Coruja 02/12/2014Não sei se perceberam, mas decidi colocar logo de uma vez para resenhar esse ano no meu Projeto Shakespeare todas as peças que eu já tinha lido e detestado algum personagem – já que estou no embalo para falar de quem não gosto, então falemos de todos de uma vez só. Pra 2015 deixei a maioria dos títulos que ainda não li e assim vamos caminhando até 2016, quando, pelos meus cálculos, terei encerrado o projeto – no aniversário de 400 anos da morte do autor também.
Conto de Inverno não é exatamente uma das peças com que mais tenho problema porque de uma forma geral, acho-a meio morna. Mesmo as personagens femininas – que normalmente são destaque na obra do bardo – parecem-me um tanto apagadas.
Tudo começa com o rei Leontes da Sicília, que consegue se convencer com evidências que simplesmente tira do ar de que a esposa, a rainha Hermione – que está inclusive grávida – tem um caso com o melhor amigo dele mesmo, o rei Polixenes da Boêmia.
Enlouquecido pelo ciúme, Leontes destrói toda a sua família. Primeiro ele tenta envenenar Polixenes, que consegue fugir de volta para sua terra natal. Depois ele manda Hermione para os calabouços, onde a mulher dá à luz uma menina, Perdita. Paulina, amiga de Hermione e única pessoa que se mantém leal à rainha, opondo-se à tirania de Leontes, tenta convencê-lo da inocência da esposa, mas só o que consegue é atiçar ainda mais a fúria insana do homem, que decide mandar um de seus homens largar a filha – que ele acredita ser bastarda – no deserto.
Enquanto isso, Leontes decide armar um julgamento para acusar publicamente Hermione de adultério, a despeito do próprio Oráculo de Apolo – que normalmente nunca responde coisa com coisa – tê-la inocentado. No meio do julgamento, chega a notícia de que o filho mais velho do casal, Mammilius, entristecido com o tratamento dado pelo pai à mãe, acaba de morrer. Hermione cai aparentemente morta no chão e Leontes se dá conta da grande burrada que fez, mas a essa altura já é tarde demais: ele conseguiu arruinar sua família da forma mais completa possível.
Por sorte, o homem que ele mandou desaparecer com a filha foi comido por um urso no meio do caminho (???) e Perdita é encontrada na Boêmia por um pastor, que decide criá-la como sua filha.
Dezesseis anos se passam e Perdita transformou-se numa bela jovem, estando de namoro com um rapaz de nome Florizel, que é filho de ninguém menos que o rei Polixenes (sem comentários sobre os nomes dos príncipes e princesas dessa história...).

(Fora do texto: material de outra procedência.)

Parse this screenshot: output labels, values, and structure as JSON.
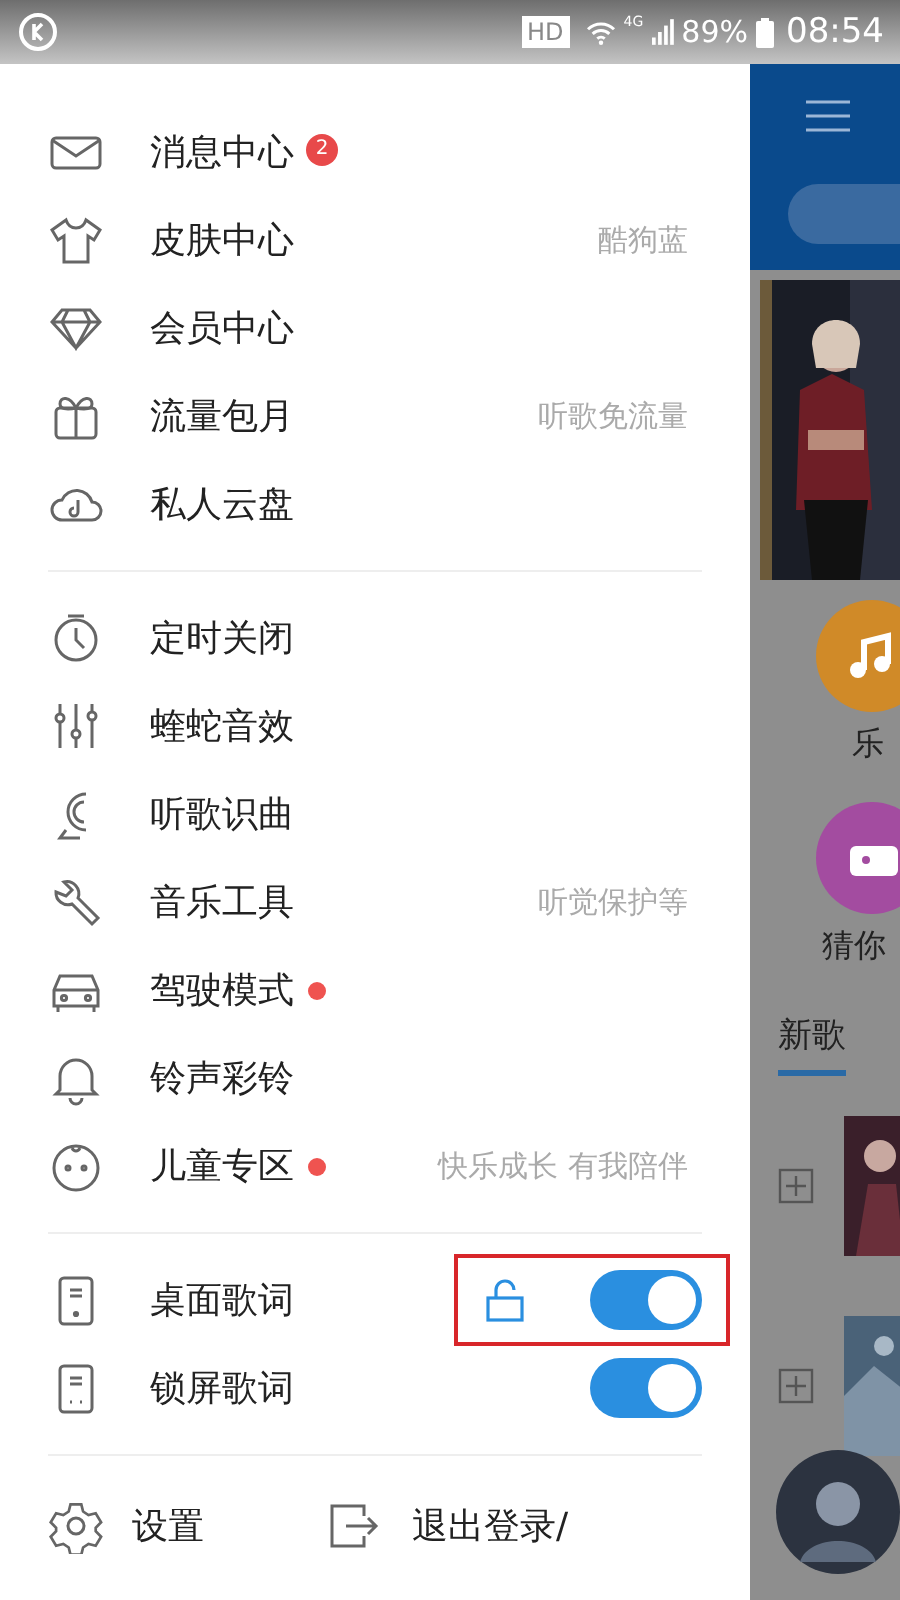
{
  "status_bar": {
    "hd": "HD",
    "network": "4G",
    "battery": "89%",
    "time": "08:54"
  },
  "menu_groups": [
    {
      "items": [
        {
          "label": "消息中心",
          "badge": "2",
          "dot": false
        },
        {
          "label": "皮肤中心",
          "hint": "酷狗蓝",
          "dot": false
        },
        {
          "label": "会员中心",
          "dot": false
        },
        {
          "label": "流量包月",
          "hint": "听歌免流量",
          "dot": false
        },
        {
          "label": "私人云盘",
          "dot": false
        }
      ]
    },
    {
      "items": [
        {
          "label": "定时关闭",
          "dot": false
        },
        {
          "label": "蝰蛇音效",
          "dot": false
        },
        {
          "label": "听歌识曲",
          "dot": false
        },
        {
          "label": "音乐工具",
          "hint": "听觉保护等",
          "dot": false
        },
        {
          "label": "驾驶模式",
          "dot": true
        },
        {
          "label": "铃声彩铃",
          "dot": false
        },
        {
          "label": "儿童专区",
          "hint": "快乐成长 有我陪伴",
          "dot": true
        }
      ]
    }
  ],
  "lyrics_toggles": [
    {
      "label": "桌面歌词",
      "on": true,
      "lock": true,
      "highlighted": true
    },
    {
      "label": "锁屏歌词",
      "on": true,
      "lock": false,
      "highlighted": false
    }
  ],
  "footer": {
    "settings": "设置",
    "logout": "退出登录/"
  },
  "background_page": {
    "categories": [
      "乐",
      "猜你"
    ],
    "section": "新歌"
  }
}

Só que Polixenes não fica muito satisfeito com o filho querendo se casar com uma pastora plebéia e o ameaça dizendo que se o rapaz insistir nessa loucura, vai mandar desfigurar a face de Perdita.
Só tem gente simpática nessa peça...
Em todo caso, Perdita e Florizel decidem fugir juntos e vão para a Sicília, onde Leontes continua se culpando pela morte de toda a sua família... e logo Perdita será reconhecida, mortos se levantarão de suas tumbas e todo mundo termina feliz.
Olá?
Conto de Inverno é uma das peças do último ciclo de trabalhos de Shakespeare. É uma peça diferente, em que ele experimentou com recursos que normalmente não eram vistos no teatro elisabetano – como a passagem do tempo, por exemplo, representada pelo próprio Tempo aparecendo no palco para um solilóquio.
Há gente que fale que a inspiração por trás da história está na condenação de Ana Bolena, acusada falsamente por Henrique VIII de adultério – e partindo dessa premissa, é certamente diferente a forma de interpretarmos o que ocorre ao longo da história, incluindo aí a figura de Perdita, que estaria representando ninguém mais que Elisabeth.
Há qualquer coisa de Otelo em Conto de Inverno, embora com um final (supostamente) mais feliz. Confesso que prefiro a história do mouro de Veneza, porque lá existe ao menos um motivo para que Otelo comece a desconfiar de Desdêmona – é o veneno de Iago fazendo efeito. Aqui, Leontes chega à conclusão de que Hermione o trai por... bem, porque sim. Há um sopro de esperança com a conclusão da história, mas nunca achei que ele merecesse o que conseguiu recuperar.
Por esse e muitos outros motivos, essa é considerada uma das peças problema de Shakespeare: ela não é exatamente uma comédia, nem exatamente uma tragédia, é meio que um romance, mas não exatamente e não apenas isso. É algo único e diferente, como apenas o Bardo poderia produzir.